Ein weiteres Problem sind die Bewerber selbst. Viele kämen mit falschen Vorstellungen in den Job, ohne Herzblut und Bereitschaft. Auch deshalb will sich die Branche besser verkaufen. Mehr Präsenz auf Ausbildungsmessen und in Schulen sowie mehr Praktikumsplätze sollen die positiven Seiten des Hotel- und Gaststättengewerbes unterstreichen. Für Marek Kvasnicak liegen die Vorteile auf der Hand: „Nach der Lehre kann man auf der ganzen Welt arbeiten und es gibt sehr gute Aufstiegschancen, auch ohne akademischen Abschluss.“

Azubis im Büro gesucht

Wer einen Ausbildungsplatz zum Kaufmann oder zur Kauffrau für Bürokommunikation sucht, der hat in Frankfurt sowie dem Main-Taunus- und Hochtaunuskreis fast die Qual der Wahl. 46 Unternehmen suchen im IHK-Bezirk Frankfurt derzeit dafür Schulabgänger. Damit führt dieser Ausbildungsberuf das Ranking an. Es folgen Bürokaufmann (40 Unternehmen) und Fachinformatiker (32).
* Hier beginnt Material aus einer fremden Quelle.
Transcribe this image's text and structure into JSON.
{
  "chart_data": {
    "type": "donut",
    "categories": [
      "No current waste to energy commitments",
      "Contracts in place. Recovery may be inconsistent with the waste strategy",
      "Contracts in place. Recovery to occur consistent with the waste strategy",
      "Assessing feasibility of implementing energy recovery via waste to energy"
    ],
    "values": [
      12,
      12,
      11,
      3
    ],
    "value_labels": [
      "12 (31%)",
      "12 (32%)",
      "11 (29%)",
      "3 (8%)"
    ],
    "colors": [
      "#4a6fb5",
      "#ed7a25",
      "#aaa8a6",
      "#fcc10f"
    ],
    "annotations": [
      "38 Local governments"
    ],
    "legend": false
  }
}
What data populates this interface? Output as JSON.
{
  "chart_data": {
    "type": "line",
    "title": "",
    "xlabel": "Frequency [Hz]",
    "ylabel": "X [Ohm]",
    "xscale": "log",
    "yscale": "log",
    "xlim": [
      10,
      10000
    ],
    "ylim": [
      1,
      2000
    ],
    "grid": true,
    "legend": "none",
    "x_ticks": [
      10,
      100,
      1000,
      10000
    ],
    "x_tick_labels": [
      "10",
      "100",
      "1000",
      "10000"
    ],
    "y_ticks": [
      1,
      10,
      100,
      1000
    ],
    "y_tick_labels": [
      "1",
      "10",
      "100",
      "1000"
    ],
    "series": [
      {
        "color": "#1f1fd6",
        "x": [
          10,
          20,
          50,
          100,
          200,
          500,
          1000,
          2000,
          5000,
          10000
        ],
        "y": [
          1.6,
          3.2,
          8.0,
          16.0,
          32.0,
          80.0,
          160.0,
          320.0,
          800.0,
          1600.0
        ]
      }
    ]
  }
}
Überhaupt ist die Lage – zumindest aus Sicht der Azubis – derzeit noch entspannt, wie Brigitte Scheuerle, IHK-Geschäftsführerin für den Bereich Aus- und Weiterbildung, berichtet. So hatte die Arbeitsagentur Frankfurt zuletzt 3023 offene Stellen gemeldet bei 2925 suchenden Schülern. Diese Relation sei zum jetzigen Zeitpunkt noch normal, sagt Scheuerle.

Auf die immer wieder bemängelte schlechten Noten der Schüler hätten viele Unternehmer bei den Einstellungsgesprächen reagiert. So würden die Personalverantwortlichen oft weniger auf die Noten achten und dafür mehr auf die Persönlichkeit. Schließlich durchlaufen die jungen Menschen in der Ausbildung auch einen Reifeprozess Vom 21. bis 23. Juni findet in in Frankfurt rund um die Hauptwache die Berufsbildungsmesse Rhein-Main mit über 100 Ständen statt. Die Lehrstellenbörse ist im Internet zu finden: www.ihk-lehrstellenboerse.de.